Given annually to the waifish starlet whose punch inexplicably lands harder than a Strella missile
  • Emily Blunt – Edge of Tomorrow – This is a shaky nomination because she kind of pulls it off by bulking up and donning a giant machine fighting suit. Thanks for hitting the gym hard!
  • Eva Green – 300 2 – Another shaky nomination because her primary fighting skill is gratuitous nudity, and oh what a skill it is. Somewhat believable.
  • Scarlett Johanssen – Lucy AND Captain America 2 – At least in Lucy she’s supposed to have mental super powers…which is equally difficult to believe…but drug induced.
  • Kiera Knightley – Jack Ryan: Shadow Recruit – OK, so it’s not an action role, but this demands attention.

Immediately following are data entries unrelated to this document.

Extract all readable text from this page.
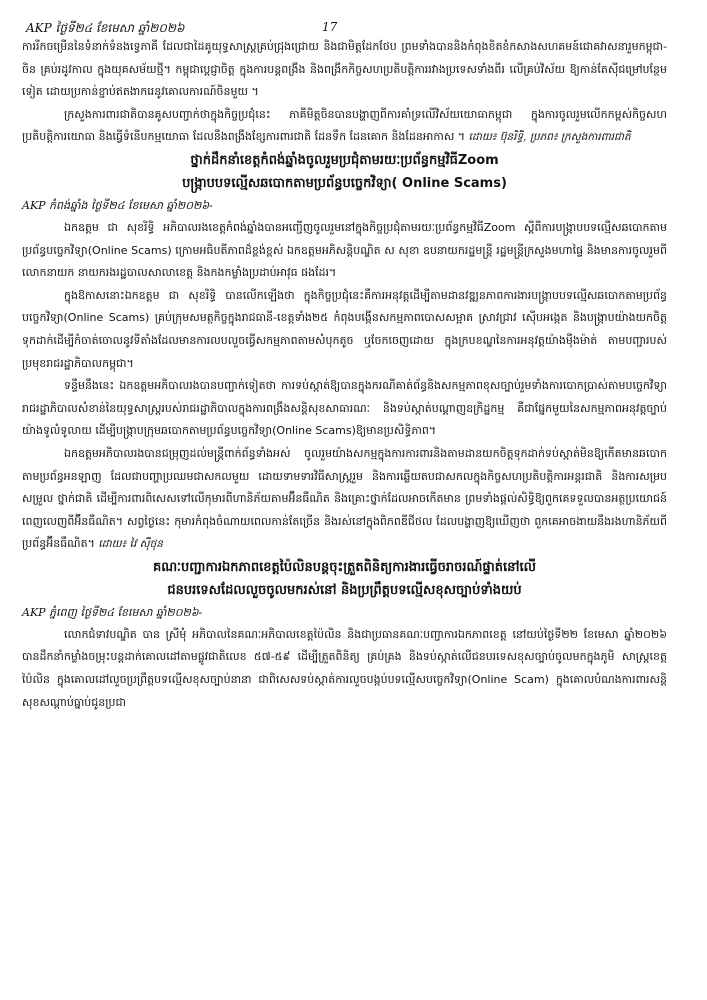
AKP ថ្ងៃទី២៤ ខែមេសា ឆ្នាំ២០២៦	17

ការរីកចម្រើននៃទំនាក់ទំនងទ្វេភាគី ដែលជាដៃគូយុទ្ធសាស្ត្រគ្រប់ជ្រុងជ្រោយ និងជាមិត្តដែកថែប ព្រមទាំងបាននិងកំពុងខិតខំកសាងសហគមន៍ជោគវាសនារួមកម្ពុជា-ចិន គ្រប់រដូវកាល ក្នុងយុគសម័យថ្មី។ កម្ពុជាប្ដេជ្ញាចិត្ត ក្នុងការបន្តពង្រឹង និងពង្រីកកិច្ចសហប្រតិបត្តិការរវាងប្រទេសទាំងពីរ លើគ្រប់វិស័យ ឱ្យកាន់តែស៊ីជម្រៅបន្ថែមទៀត ដោយប្រកាន់ខ្ជាប់ឥតងាករេនូវគោលការណ៍ចិនមួយ ។

ក្រសួងការពារជាតិបានគូសបញ្ជាក់ថាក្នុងកិច្ចប្រជុំនេះ ភាគីមិត្តចិនបានបង្ហាញពីការគាំទ្រលើវិស័យយោធាកម្ពុជា ក្នុងការចូលរួមលើកកម្ពស់កិច្ចសហប្រតិបត្តិការយោធា និងធ្វើទំនើបកម្មយោធា ដែលនឹងពង្រឹងខ្សែការពារជាតិ ដែនទឹក ដែនគោក និងដែនអាកាស ។ ដោយ៖ ប៊ុនរិទ្ធិ, ប្រភព៖ ក្រសួងការពារជាតិ

ថ្នាក់ដឹកនាំខេត្តកំពង់ឆ្នាំងចូលរួមប្រជុំតាមរយៈប្រព័ន្ធកម្មវិធីZoom

បង្ក្រាបបទល្មើសឆបោកតាមប្រព័ន្ធបច្ចេកវិទ្យា( Online Scams)

AKP កំពង់ឆ្នាំង ថ្ងៃទី២៤ ខែមេសា ឆ្នាំ២០២៦-

ឯកឧត្តម ជា សុខរិទ្ធិ អភិបាលរងខេត្តកំពង់ឆ្នាំងបានអញ្ជើញចូលរួមនៅក្នុងកិច្ចប្រជុំតាមរយៈប្រព័ន្ធកម្មវិធីZoom ស្ដីពីការបង្ក្រាបបទល្មើសឆបោកតាមប្រព័ន្ធបច្ចេកវិទ្យា(Online Scams) ក្រោមអធិបតីភាពដ៏ខ្ពង់ខ្ពស់ ឯកឧត្តមអភិសន្តិបណ្ឌិត ស សុខា ឧបនាយករដ្ឋមន្ត្រី រដ្ឋមន្ត្រីក្រសួងមហាផ្ទៃ និងមានការចូលរួមពី លោកនាយក នាយករងរដ្ឋបាលសាលាខេត្ត និងកងកម្លាំងប្រដាប់អាវុធ ផងដែរ។

ក្នុងឱកាសនោះឯកឧត្តម ជា សុខរិទ្ធិ បានលើកឡើងថា ក្នុងកិច្ចប្រជុំនេះគឺការអនុវត្តដើម្បីតាមដានវឌ្ឍនភាពការងារបង្ក្រាបបទល្មើសឆបោកតាមប្រព័ន្ធបច្ចេកវិទ្យា(Online Scams) គ្រប់ក្រុមសមត្ថកិច្ចក្នុងរាជធានី-ខេត្តទាំង២៥ កំពុងបង្កើនសកម្មភាពបោសសម្អាត ស្រាវជ្រាវ ស៊ើបអង្កេត និងបង្ក្រាបយ៉ាងយកចិត្តទុកដាក់ដើម្បីកំចាត់ចោលនូវទីតាំងដែលមានការលបលួចធ្វើសកម្មភាពតាមសំបុកតូច ឬចែកចេញដោយ ក្នុងក្របខណ្ឌនៃការអនុវត្តយ៉ាងម៉ឺងម៉ាត់ តាមបញ្ជារបស់ប្រមុខរាជរដ្ឋាភិបាលកម្ពុជា។

ទន្ទឹមនឹងនេះ ឯកឧត្តមអភិបាលរងបានបញ្ជាក់ទៀតថា ការទប់ស្កាត់ឱ្យបានក្នុងករណីគាត់ព័ន្ធនិងសកម្មភាពខុសច្បាប់រួមទាំងការបោកប្រាស់តាមបច្ចេកវិទ្យា រាជរដ្ឋាភិបាលសំខាន់នៃយុទ្ធសាស្ត្ររបស់រាជរដ្ឋាភិបាលក្នុងការពង្រឹងសន្តិសុខសាធារណៈ និងទប់ស្កាត់បណ្តាញឧក្រិដ្ឋកម្ម គឺជាផ្នែកមួយនៃសកម្មភាពអនុវត្តច្បាប់យ៉ាងទូលំទូលាយ ដើម្បីបង្ក្រាបក្រុមឆបោកតាមប្រព័ន្ធបច្ចេកវិទ្យា(Online Scams)ឱ្យមានប្រសិទ្ធិភាព។

ឯកឧត្តមអភិបាលរងបានជម្រុញដល់មន្ត្រីពាក់ព័ន្ធទាំងអស់ ចូលរួមយ៉ាងសកម្មក្នុងការការពារនិងតាមដានយកចិត្តទុកដាក់ទប់ស្កាត់មិនឱ្យកើតមានឆបោកតាមប្រព័ន្ធអនឡាញ ដែលជាបញ្ហាប្រឈមជាសកលមួយ ដោយទាមទារវិធីសាស្ត្ររួម និងការឆ្លើយតបជាសកលក្នុងកិច្ចសហប្រតិបត្តិការអន្តរជាតិ និងការសម្របសម្រួល ថ្នាក់ជាតិ ដើម្បីការពារពិសេសទៅលើកុមារពីហានិភ័យតាមអ៊ីនធឺណិត និងគ្រោះថ្នាក់ដែលអាចកើតមាន ព្រមទាំងផ្ដល់សិទ្ធិឱ្យពួកគេទទួលបានអត្ថប្រយោជន៍ពេញលេញពីអ៊ីនធឺណិត។ សព្វថ្ងៃនេះ កុមារកំពុងចំណាយពេលកាន់តែច្រើន និងរស់នៅក្នុងពិភពឌីជីថល ដែលបង្ហាញឱ្យឃើញថា ពួកគេអាចងាយនឹងរងហានិភ័យពីប្រព័ន្ធអ៊ីនធឺណិត។ ដោយ៖ វៃ ស៊ីថុន

គណៈបញ្ជាការឯកភាពខេត្តប៉ៃលិនបន្តចុះត្រួតពិនិត្យការងារធ្វើចរាចរណ៍ផ្ទាត់នៅលើ

ជនបរទេសដែលលួចចូលមករស់នៅ និងប្រព្រឹត្តបទល្មើសខុសច្បាប់ទាំងយប់

AKP ភ្នំពេញ ថ្ងៃទី២៤ ខែមេសា ឆ្នាំ២០២៦-

លោកជំទាវបណ្ឌិត បាន ស្រីមុំ អភិបាលនៃគណៈអភិបាលខេត្តប៉ៃលិន និងជាប្រធានគណៈបញ្ជាការឯកភាពខេត្ត នៅយប់ថ្ងៃទី២២ ខែមេសា ឆ្នាំ២០២៦ បានដឹកនាំកម្លាំងចម្រុះបន្តដាក់គោលដៅតាមផ្លូវជាតិលេខ ៥៧-៥៩ ដើម្បីត្រួតពិនិត្យ គ្រប់គ្រង និងទប់ស្កាត់លើជនបរទេសខុសច្បាប់ចូលមកក្នុងភូមិ សាស្ត្រខេត្តប៉ៃលិន ក្នុងគោលដៅលួចប្រព្រឹត្តបទល្មើសខុសច្បាប់នានា ជាពិសេសទប់ស្កាត់ការលួចបង្កប់បទល្មើសបច្ចេកវិទ្យា(Online Scam) ក្នុងគោលបំណងការពារសន្តិសុខសណ្ដាប់ធ្នាប់ជូនប្រជា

In the space of 20 minutes, real time, we are expected to believe she goes from naïve wife of secret agent to master spy. Ridiculous.
  • Jennifer Lawrence – Hunger Games 3A and X-Men: Days of Future Past – If ultimately her character can shift into any form, then just have her look like Jennifer Lawrence and hire an MMA girl to do the blue mutant.


WINNER: Scarlett Johanssen. She wins because she is neither believable as an action star nor, in these roles, even believable as an actress in a community college sketch. After spending last year taking roles like Her and Don Jon that made her seem like a real actress, Lucy and this Marvel character make Keanu Reeves seem like Lawrence Olivier.

The King of Queens Award for Most Ridiculous Pairing of Goofy Male and Attractive Female
Neighbors - Rose Byrne & Seth Rogen
Classic tubby goof married to smart, hot goddess. At least Knocked Up pretended to have an explanation.

Most Questionable Casting Decision
  • Megan Fox is an irrepressible journalist – Teenage Mutant Ninja Turtles
  • Neil Patrick Harris is a loyal semi-creepster – Gone Girl
  • Kevin Sorbo is a Professor of Philosophy – God’s Not Dead
  • Keifer Sutherland is a Roman - Pompeii
  • Aaron Taylor-Johnson is still employed as a lead  – Godzilla


WINNER: Kevin Sorbo. The former Hercules cannot even pronounce the names of the philosophers he’s brutalizing in this appalling Christian apologist triumphalist strawman film. Sorbo plays the arrogant professor of philosophy who bans God from his classroom and then turns his semester over to a random student with the temerity to protest. One guesses that casting Sorbo was the only way to make the moist, doe-eyed student’s inevitable triumph believable. And oh what a triumph – not only does Sorbo return to the flock, but so too does everyone else…the entire philosophy class converts!

Sorbo was obviously hired because he’s Christian, and not at all an arrogant philosophy professor, missing the opportunity to create some dramatic tension about the outcome. This is the perfect role for an actual arrogant prick like Steve Coogan. But the script is cast at too low a brow to have an interesting debate on this topic.

While I’m on the topic of this movie, it’s shockingly, Old Testament-y cruel. A girl gets cancer? Welcome to DUMPSVILLE! Muslim girl wants to convert in the only moving plot-line in the script? Time for a family beating! The death bed conversion is usually the cruelest argument for belief, but this movie poses the “convert if you want to bone your hottie student” argument as an earnest competitor. Until…no…YES! They combine them by killing Sorbo while he’s trying to chase down the hottie – that’s right, it’s a dying-in-the-street-trying-to-track-down-hottie-student-to-bone conversion. 

Cruder still, this movie is littered with tits and ass. There are multiple tracking shots that open scenes with gratuitous women’s booty shots. The only real philosophical question the movie poses is, “Can non-hotties be Christian too?”


The North Korean Regime Made Me Do It Award for Big Star in Terrible Movie


We are suspending this category indefinitely. After what happened to The Interview, let us all hope that the North Korean regime never makes anyone in Hollywood ever do anything against their will again.